José J. González (Toluca, 1989). Licenciado en Letras Latinoamericanas por la UAEM. Actualmente es gestor educativo, docente de preparatoria abierta e integrante del taller de narrativa de Grafógrafxs.
LARVAS
Ese día, de camino a casa, mientras avanzábamos inmersos en la oscuridad de la calle, un hedor profundo, vago e insospechado se presentó ante nosotros. Nos detuvimos de inmediato y, como si se tratara de un rumor delicado, un cuchicheo imparable llegó del suelo hasta nuestros oídos.
Cesamos nuestra plática y Li se apresuró a sacar de su bolso el celular. Podíamos escuchar ese murmullo. Dirigimos la luz de su teléfono sobre esa fracción oscura que se retorcía ante nosotros, y nos dimos cuenta de que teníamos los pies sobre el cadáver de lo que parecía ser una enorme gallina que simulaba deshacerse en un baile tremebundo de larvas arrastrándose rápidas sobre su carne pútrida. El hervidero era tal que, a pesar de dar un paso hacia atrás, era como si estuviéramos inmersos en una incontrolable marea blanquecina y purulenta.
La imagen se clavó con fuerza en nuestra mente. Hicimos el resto del camino en silencio; sólo de vez en cuando emitíamos pequeños sonidos sin ton ni son. La entrada a nuestro hogar fue a pasos lentos y silentes. La casa era tibia y reconfortante. Un baño podría ayudar a relajarnos de la impresión; sin embargo, dormimos intranquilos por la evocación constante y aterradora de aquel trozo de carne muerta.

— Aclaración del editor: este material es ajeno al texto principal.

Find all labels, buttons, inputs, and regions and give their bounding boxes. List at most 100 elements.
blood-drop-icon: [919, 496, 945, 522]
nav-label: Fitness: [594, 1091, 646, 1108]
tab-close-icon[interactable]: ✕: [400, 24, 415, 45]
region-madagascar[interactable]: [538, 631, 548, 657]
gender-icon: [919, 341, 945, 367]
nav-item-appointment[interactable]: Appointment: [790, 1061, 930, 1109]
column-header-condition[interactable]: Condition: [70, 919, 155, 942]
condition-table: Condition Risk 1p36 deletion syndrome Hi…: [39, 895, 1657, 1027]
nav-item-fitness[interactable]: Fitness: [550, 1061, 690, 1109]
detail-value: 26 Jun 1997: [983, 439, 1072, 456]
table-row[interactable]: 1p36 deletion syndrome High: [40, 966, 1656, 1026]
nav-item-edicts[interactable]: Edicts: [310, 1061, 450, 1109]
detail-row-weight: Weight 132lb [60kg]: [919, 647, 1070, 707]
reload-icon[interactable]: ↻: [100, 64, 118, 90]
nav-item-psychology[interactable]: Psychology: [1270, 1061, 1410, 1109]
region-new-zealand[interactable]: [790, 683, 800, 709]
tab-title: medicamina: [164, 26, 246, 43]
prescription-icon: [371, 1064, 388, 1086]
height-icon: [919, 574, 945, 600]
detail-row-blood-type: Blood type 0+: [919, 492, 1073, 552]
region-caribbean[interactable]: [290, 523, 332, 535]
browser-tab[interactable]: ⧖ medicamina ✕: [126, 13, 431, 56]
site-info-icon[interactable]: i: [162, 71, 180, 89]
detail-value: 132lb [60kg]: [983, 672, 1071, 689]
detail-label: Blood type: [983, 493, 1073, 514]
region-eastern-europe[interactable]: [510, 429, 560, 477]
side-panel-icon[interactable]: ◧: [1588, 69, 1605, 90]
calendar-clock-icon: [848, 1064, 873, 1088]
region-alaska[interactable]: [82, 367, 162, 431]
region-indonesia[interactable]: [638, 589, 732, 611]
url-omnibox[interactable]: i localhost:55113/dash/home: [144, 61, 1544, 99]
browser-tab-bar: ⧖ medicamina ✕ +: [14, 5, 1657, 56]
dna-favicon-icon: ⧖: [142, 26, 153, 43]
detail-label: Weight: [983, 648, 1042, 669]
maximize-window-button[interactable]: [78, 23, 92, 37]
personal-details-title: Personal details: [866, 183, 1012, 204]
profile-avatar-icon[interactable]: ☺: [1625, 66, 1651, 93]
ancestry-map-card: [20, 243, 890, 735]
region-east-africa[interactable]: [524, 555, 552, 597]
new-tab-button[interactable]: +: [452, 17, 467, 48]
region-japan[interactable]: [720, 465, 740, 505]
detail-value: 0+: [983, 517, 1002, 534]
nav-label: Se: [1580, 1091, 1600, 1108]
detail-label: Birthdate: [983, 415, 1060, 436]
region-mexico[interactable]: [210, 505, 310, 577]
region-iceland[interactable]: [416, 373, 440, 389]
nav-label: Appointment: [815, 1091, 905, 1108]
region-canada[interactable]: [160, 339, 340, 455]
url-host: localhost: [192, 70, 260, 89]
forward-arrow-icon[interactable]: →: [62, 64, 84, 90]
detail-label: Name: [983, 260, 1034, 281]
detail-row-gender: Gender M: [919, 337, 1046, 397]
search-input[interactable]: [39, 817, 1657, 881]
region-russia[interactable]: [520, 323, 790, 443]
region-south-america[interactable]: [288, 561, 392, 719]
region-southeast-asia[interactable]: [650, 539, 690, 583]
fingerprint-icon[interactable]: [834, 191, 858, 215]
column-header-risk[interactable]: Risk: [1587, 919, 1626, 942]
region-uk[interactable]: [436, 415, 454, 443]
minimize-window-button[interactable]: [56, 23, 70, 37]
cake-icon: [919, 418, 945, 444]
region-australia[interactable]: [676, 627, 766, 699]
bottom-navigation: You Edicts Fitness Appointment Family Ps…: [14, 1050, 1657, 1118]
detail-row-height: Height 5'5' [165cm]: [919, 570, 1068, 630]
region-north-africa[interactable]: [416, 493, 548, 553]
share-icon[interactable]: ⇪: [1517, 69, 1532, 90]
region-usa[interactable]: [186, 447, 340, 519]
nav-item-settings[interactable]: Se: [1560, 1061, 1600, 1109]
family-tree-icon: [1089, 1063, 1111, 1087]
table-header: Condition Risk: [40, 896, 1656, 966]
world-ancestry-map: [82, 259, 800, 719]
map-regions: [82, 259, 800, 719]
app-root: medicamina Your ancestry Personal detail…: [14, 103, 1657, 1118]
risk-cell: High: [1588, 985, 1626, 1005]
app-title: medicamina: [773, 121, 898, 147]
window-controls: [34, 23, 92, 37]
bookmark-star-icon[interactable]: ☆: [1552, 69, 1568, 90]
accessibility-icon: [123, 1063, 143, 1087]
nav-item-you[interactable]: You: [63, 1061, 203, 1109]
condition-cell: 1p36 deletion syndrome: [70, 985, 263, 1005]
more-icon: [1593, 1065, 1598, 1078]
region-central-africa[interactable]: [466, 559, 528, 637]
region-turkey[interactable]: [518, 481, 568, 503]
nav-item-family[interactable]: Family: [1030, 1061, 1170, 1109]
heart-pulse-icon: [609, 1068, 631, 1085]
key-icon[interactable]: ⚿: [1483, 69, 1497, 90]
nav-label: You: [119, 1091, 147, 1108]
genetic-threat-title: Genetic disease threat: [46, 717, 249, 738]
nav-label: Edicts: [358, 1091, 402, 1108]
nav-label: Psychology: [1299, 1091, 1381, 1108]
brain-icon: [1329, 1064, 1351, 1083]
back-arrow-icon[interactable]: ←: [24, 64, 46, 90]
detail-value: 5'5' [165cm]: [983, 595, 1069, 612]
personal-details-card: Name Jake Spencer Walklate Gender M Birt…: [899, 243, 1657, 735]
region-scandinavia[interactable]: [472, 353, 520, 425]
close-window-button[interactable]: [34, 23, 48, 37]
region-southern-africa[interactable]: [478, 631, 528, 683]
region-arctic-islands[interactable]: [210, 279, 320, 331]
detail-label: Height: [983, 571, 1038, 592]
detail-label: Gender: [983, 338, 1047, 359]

En la hora más silenciosa de la madrugada, después de haberme despertado por la presencia de una fiebre atisbada por una extraña tensión espiritual, permanecí con los ojos abiertos largo tiempo hasta que comencé a sentir como si algo reptara de la planta de mis pies hasta la rodilla. Li permanecía dormida al otro extremo de la cama, o por lo menos eso parecía. La sensación era cada vez más fuerte, por lo que, sin dudarlo, arrojé las sábanas. Allí abajo no había nada.
La noche lo cubría todo. La habitación parecía inmensa, y aun así me sentía acorralado por miedos desconocidos. Li me daba la espalda, por lo que consideré innecesario molestarla. Me levanté y crucé el largo pasillo que, ahora más que nunca, insinuaba un camino ominoso a la cocina. Con lo poco que podía adivinarse en la oscuridad, tomé el cuchillo y me decidí a partir un trozo de pan que estaba en el centro de la mesa, sobre un cesto de palma, un viejo cesto que hacía años habíamos comprado cuando comenzamos a vivir juntos. Mis dedos sintieron la sierra filosa de ese cuchillo; por unos momentos me quedé pensativo en medio de ese espeso silencio.
Me acerqué hasta el lugar donde sabía que se encontraba la mermelada. El frasco era pesado. Hundí el cuchillo en su interior y coloqué una capa sobre el pedazo de pan. El pan es como la carne, me dije. Di una gran mordida y de inmediato sentí que algo en mi boca comenzaba a moverse; sentí un pequeño cosquilleo bajando por mi garganta, y un sabor amargo y pastoso comenzó a llenar mi boca. Arrojé el bocado y corrí hacia el apagador. La cocina se iluminó.
Del vaso de mermelada colocado sobre la barra estallaban en furiosos puñados decenas de larvas. Contemplé la escena con profundo asco. Arrojé al suelo el pedazo de pan. Sentí el reptar de esos seres sobre mi carne, los sentía en mis entrañas, los sentía en mi espíritu. Corrí hasta la habitación para dar aviso a Li, pero al abrir la puerta sólo encontré una profunda y espesa oscuridad. La busqué con el tacto, pero allí en su lugar no había nada, sólo un constante cuchicheo.
Nota
Desde hace tiempo buscaba un taller de narrativa. No fue hasta hace un par de meses que decidí unirme a uno y empezar a compartir mi trabajo. El ambiente me parece muy ameno y profesional. He encontrado a autores bastante curiosos con una producción genial e inigualable. La forma en la que todos dialogamos permite la retroalimentación. En el taller se generan buenas ideas y propuestas, de las cuales emergen textos muy buenos. Pertenecer al taller de narrativa de Grafógrafxs ha sido la mejor decisión que pude haber tomado.